A new attempt to predict earthquakes with the aid of artificial intelligence has raised hopes that the technology could one day be used to limit earthquakes’ impact on lives and economies. Developed by researchers at The University of Texas at Austin, the AI algorithm correctly predicted 70% of earthquakes a week before they happened during a seven-month trial in China.
The AI was trained to detect statistical bumps in real-time seismic data that researchers had paired with previous earthquakes. The outcome was a weekly forecast in which the AI successfully predicted 14 earthquakes within about 200 miles of where it estimated they would happen and at almost exactly the calculated strength. It missed one earthquake and gave eight false warnings.

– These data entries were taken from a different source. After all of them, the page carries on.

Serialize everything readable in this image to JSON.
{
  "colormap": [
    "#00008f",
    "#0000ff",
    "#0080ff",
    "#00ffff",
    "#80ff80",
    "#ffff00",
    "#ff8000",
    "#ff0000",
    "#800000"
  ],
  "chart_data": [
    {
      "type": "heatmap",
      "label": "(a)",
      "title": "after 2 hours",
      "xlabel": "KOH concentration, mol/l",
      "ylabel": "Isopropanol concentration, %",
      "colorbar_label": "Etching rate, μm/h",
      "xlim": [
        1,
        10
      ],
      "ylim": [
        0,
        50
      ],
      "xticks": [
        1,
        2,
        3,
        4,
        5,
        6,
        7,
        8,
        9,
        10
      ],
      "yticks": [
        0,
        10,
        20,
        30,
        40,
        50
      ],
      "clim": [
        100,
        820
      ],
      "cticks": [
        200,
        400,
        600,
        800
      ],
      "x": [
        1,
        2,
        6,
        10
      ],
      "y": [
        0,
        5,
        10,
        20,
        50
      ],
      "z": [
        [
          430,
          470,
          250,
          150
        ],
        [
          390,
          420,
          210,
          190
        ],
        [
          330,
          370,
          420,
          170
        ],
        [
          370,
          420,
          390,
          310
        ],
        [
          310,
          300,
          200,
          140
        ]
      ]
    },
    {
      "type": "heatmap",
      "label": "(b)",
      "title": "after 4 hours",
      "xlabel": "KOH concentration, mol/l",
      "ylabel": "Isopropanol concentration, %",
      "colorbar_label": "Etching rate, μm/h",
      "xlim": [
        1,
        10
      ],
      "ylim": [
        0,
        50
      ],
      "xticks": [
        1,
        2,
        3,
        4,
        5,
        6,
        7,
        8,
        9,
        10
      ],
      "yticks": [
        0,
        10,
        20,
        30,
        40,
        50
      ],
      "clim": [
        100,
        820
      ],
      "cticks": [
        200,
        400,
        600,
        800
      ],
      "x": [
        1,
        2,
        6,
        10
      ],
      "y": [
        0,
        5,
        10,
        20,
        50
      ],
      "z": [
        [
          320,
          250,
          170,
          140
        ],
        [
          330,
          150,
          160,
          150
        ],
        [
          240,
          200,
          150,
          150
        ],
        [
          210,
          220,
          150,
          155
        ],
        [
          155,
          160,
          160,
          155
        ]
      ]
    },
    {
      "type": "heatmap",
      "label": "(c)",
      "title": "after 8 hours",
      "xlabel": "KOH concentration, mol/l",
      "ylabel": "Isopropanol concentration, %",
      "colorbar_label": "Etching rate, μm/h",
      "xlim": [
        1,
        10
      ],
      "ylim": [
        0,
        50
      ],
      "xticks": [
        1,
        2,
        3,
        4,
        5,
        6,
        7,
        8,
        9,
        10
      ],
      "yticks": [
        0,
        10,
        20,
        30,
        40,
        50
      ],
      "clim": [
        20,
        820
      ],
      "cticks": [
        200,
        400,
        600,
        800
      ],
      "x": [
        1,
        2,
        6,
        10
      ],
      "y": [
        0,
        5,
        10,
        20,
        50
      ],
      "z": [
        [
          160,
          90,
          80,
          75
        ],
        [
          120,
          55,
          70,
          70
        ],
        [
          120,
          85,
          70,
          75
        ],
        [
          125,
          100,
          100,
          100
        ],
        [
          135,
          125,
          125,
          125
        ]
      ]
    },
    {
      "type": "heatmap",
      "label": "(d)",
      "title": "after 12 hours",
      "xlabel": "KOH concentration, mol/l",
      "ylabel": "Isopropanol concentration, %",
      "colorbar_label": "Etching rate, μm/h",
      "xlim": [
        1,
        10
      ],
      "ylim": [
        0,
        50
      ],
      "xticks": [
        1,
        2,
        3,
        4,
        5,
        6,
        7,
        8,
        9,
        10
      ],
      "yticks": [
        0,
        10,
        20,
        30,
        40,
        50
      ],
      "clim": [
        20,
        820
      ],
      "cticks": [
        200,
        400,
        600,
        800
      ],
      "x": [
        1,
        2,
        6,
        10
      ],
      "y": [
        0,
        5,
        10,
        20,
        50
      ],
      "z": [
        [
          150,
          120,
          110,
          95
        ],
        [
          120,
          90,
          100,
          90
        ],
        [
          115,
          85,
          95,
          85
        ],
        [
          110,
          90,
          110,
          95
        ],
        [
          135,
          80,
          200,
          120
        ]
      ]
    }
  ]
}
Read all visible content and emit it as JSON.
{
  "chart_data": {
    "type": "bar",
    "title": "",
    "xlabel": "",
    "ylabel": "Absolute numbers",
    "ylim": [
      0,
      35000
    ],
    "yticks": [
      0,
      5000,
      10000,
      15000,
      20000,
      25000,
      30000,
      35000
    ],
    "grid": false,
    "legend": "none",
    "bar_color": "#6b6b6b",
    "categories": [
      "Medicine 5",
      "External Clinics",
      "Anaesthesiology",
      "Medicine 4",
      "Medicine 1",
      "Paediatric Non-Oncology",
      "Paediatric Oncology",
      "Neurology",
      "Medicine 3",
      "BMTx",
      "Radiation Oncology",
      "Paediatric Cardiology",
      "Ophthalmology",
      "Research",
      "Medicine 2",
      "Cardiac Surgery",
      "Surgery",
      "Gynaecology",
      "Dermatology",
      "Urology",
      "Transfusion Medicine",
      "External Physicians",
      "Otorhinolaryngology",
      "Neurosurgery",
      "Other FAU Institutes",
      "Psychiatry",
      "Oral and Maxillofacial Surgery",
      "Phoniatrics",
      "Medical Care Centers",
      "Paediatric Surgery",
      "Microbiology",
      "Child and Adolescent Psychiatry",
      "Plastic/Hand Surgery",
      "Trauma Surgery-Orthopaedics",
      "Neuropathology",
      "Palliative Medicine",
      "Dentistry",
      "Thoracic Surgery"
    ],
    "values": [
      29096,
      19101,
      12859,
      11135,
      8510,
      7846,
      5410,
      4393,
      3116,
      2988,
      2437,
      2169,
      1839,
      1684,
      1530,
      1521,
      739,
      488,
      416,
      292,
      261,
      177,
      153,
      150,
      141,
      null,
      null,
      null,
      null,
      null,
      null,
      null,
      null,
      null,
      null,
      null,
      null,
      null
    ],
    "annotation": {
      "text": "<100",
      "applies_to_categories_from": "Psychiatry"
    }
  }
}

It’s not yet known if the same approach will work at other locations, but the effort is a milestone in research for AI-driven earthquake forecasting.
“Predicting earthquakes is the holy grail,” said Sergey Fomel, a professor in UT’s Bureau of Economic Geology and a member of the research team. “We’re not yet close to making predictions for anywhere in the world, but what we achieved tells us that what we thought was an impossible problem is solvable in principle.”
The trial was part of an international competition held in China in which the UT-developed AI came first out of 600 other designs. UT’s entry was led by bureau seismologist and the AI’s lead developer, Yangkang Chen. Findings from the trial are published in the journal Bulletin of the Seismological Society of America.